Any charge by a nightclub that offers exotic dancing for profit is taxable as an “[a]musement charge” within the definition of a “roof garden, cabaret or other similar place” (Tax Law §§ 1101[d][3], [4];  1105[f][3];  see Matter of 677 New Loudon Corp. v. State of N.Y. Tax Appeals Trib., 85 A.D.3d 1341, 1346, 925 N.Y.S.2d 686 [2011] ).  Further, receipts from the sale of scrip are taxable when the scrip is used to pay for a private dance at such a club (see Matter of HDV Manhattan, LLC v. Tax Appeals Trib. of the State of N.Y., 156 A.D.3d 963, 966, 67 N.Y.S.3d 313 [2017] ).  It is “presumed that all ․ amusement charges of any type mentioned in [Tax Law § 1105(f) ] are subject to tax until the contrary is established, and the burden of proving that any ․ amusement charge ․ is not taxable ․ shall be upon the person required to collect tax” (Tax Law § 1132[c][1] ).  Accepting the allegations in the complaint to be true, we find, like Supreme Court, that Metro may be deemed a “recipient of amusement charges” required to collect sales tax (Tax Law §§ 1101[d][3], [11];  1131[1] ).  As defendants argued in support of their motion to dismiss, however, there are myriad questions of fact regarding the relationship between plaintiffs, the dancers and the registered clubs.  Given these questions, we are unable to conclude whether or to what extent plaintiffs' receipts are taxable.  As such, we find that this case falls within the general rule that a party must use available statutory and administrative remedies to challenge a tax assessment (see Allstate Ins.
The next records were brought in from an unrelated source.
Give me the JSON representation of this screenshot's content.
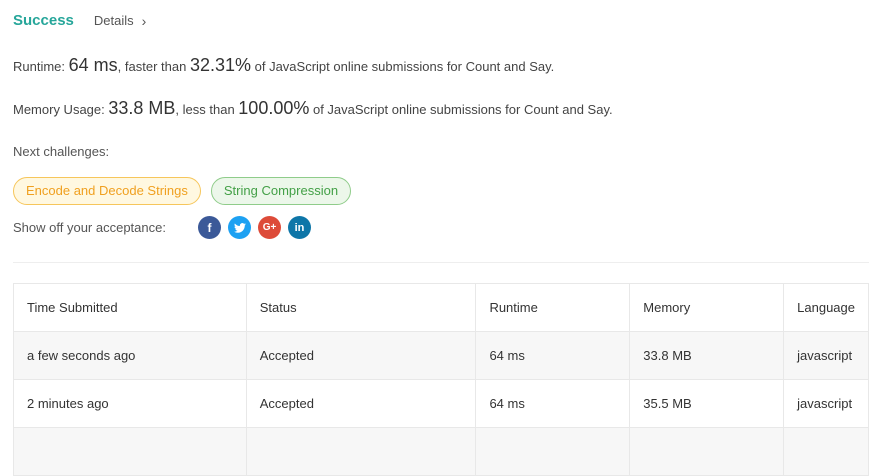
{
  "header": {
    "status": "Success",
    "details_label": "Details",
    "details_chevron": "›"
  },
  "runtime": {
    "label": "Runtime: ",
    "value": "64 ms",
    "mid": ", faster than ",
    "percent": "32.31%",
    "suffix": " of JavaScript online submissions for Count and Say."
  },
  "memory": {
    "label": "Memory Usage: ",
    "value": "33.8 MB",
    "mid": ", less than ",
    "percent": "100.00%",
    "suffix": " of JavaScript online submissions for Count and Say."
  },
  "next_challenges": {
    "label": "Next challenges:",
    "items": [
      {
        "label": "Encode and Decode Strings",
        "color": "#f0a020"
      },
      {
        "label": "String Compression",
        "color": "#43a047"
      }
    ]
  },
  "share": {
    "label": "Show off your acceptance:",
    "icons": [
      {
        "name": "facebook-icon",
        "glyph": "f"
      },
      {
        "name": "twitter-icon",
        "glyph": "t"
      },
      {
        "name": "google-plus-icon",
        "glyph": "G+"
      },
      {
        "name": "linkedin-icon",
        "glyph": "in"
      }
    ]
  },
  "table": {
    "headers": [
      "Time Submitted",
      "Status",
      "Runtime",
      "Memory",
      "Language"
    ],
    "rows": [
      [
        "a few seconds ago",
        "Accepted",
        "64 ms",
        "33.8 MB",
        "javascript"
      ],
      [
        "2 minutes ago",
        "Accepted",
        "64 ms",
        "35.5 MB",
        "javascript"
      ],
      [
        "",
        "",
        "",
        "",
        ""
      ]
    ]
  },
  "colors": {
    "accent": "#26a69a",
    "medium": "#f0a020",
    "easy": "#43a047"
  }
}
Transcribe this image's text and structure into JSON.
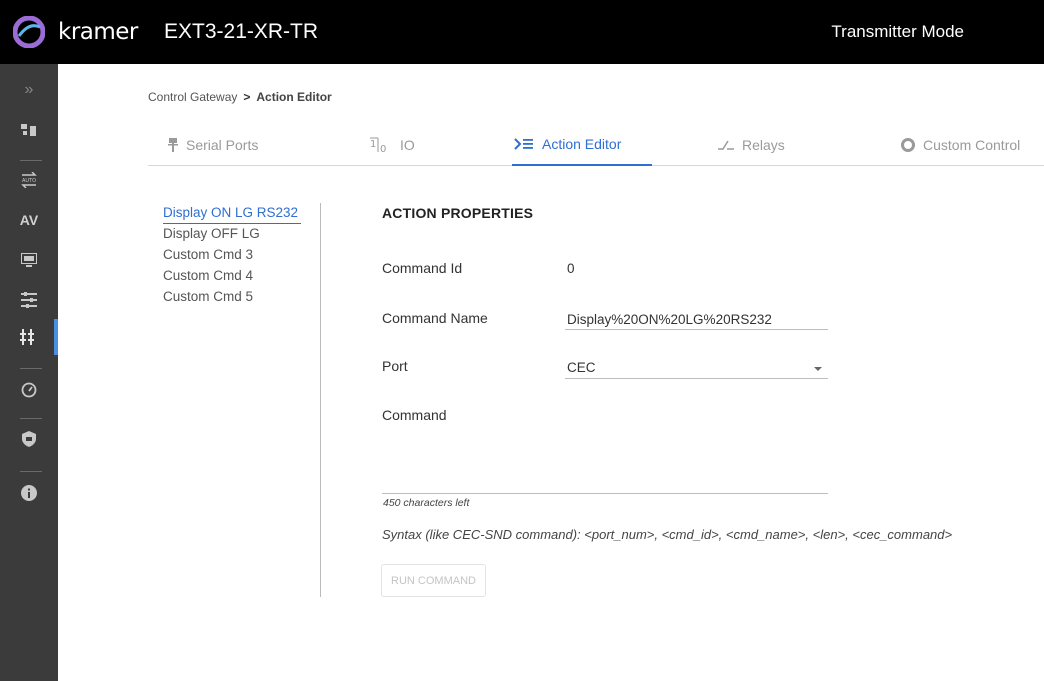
{
  "header": {
    "brand": "kramer",
    "device": "EXT3-21-XR-TR",
    "mode": "Transmitter Mode"
  },
  "sidebar": {
    "items": [
      {
        "icon": "expand-icon",
        "glyph": "»"
      },
      {
        "icon": "topology-icon"
      },
      {
        "icon": "auto-switch-icon",
        "glyph": "AUTO"
      },
      {
        "icon": "av-icon",
        "label": "AV"
      },
      {
        "icon": "edid-icon",
        "glyph": "EDID"
      },
      {
        "icon": "settings-sliders-icon"
      },
      {
        "icon": "control-gateway-icon",
        "active": true
      },
      {
        "icon": "diagnostics-gauge-icon"
      },
      {
        "icon": "security-shield-icon"
      },
      {
        "icon": "info-icon"
      }
    ]
  },
  "breadcrumb": {
    "parent": "Control Gateway",
    "separator": ">",
    "current": "Action Editor"
  },
  "tabs": [
    {
      "label": "Serial Ports",
      "icon": "serial-port-icon"
    },
    {
      "label": "IO",
      "icon": "io-icon"
    },
    {
      "label": "Action Editor",
      "icon": "action-editor-icon",
      "active": true
    },
    {
      "label": "Relays",
      "icon": "relay-icon"
    },
    {
      "label": "Custom Control",
      "icon": "custom-control-icon"
    }
  ],
  "commands": [
    {
      "label": "Display ON LG RS232",
      "active": true
    },
    {
      "label": "Display OFF LG"
    },
    {
      "label": "Custom Cmd 3"
    },
    {
      "label": "Custom Cmd 4"
    },
    {
      "label": "Custom Cmd 5"
    }
  ],
  "properties": {
    "title": "ACTION PROPERTIES",
    "command_id_label": "Command Id",
    "command_id_value": "0",
    "command_name_label": "Command Name",
    "command_name_value": "Display%20ON%20LG%20RS232",
    "port_label": "Port",
    "port_value": "CEC",
    "command_label": "Command",
    "command_value": "",
    "chars_left": "450 characters left",
    "syntax": "Syntax (like CEC-SND command): <port_num>, <cmd_id>, <cmd_name>, <len>, <cec_command>",
    "run_button": "RUN COMMAND"
  },
  "colors": {
    "accent": "#2f6fd1",
    "header_bg": "#000000",
    "sidebar_bg": "#3b3b3b"
  }
}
Co. v. Tax Commn. of State of N.Y., 115 A.D.2d 831, 832, 495 N.Y.S.2d 789 [1985], affd 67 N.Y.2d 999, 502 N.Y.S.2d 1004, 494 N.E.2d 109 [1986] ).  As plaintiffs failed to exhaust their administrative remedies, dismissal of the complaint was proper (see Kallenberg Meat Prods. v. O'Cleireacain, 209 A.D.2d at 382–383, 619 N.Y.S.2d 281;  Allstate Ins. Co. v. Tax Commn. of State of N.Y., 115 A.D.2d at 831, 495 N.Y.S.2d 789).  Given this determination, plaintiffs' remaining arguments, including those regarding their motions to, among other things, reargue and renew, are academic.

ORDERED that the orders are affirmed, without costs.

Lynch, J.

Garry, P.J., Egan Jr., Devine and Rumsey, JJ., concur.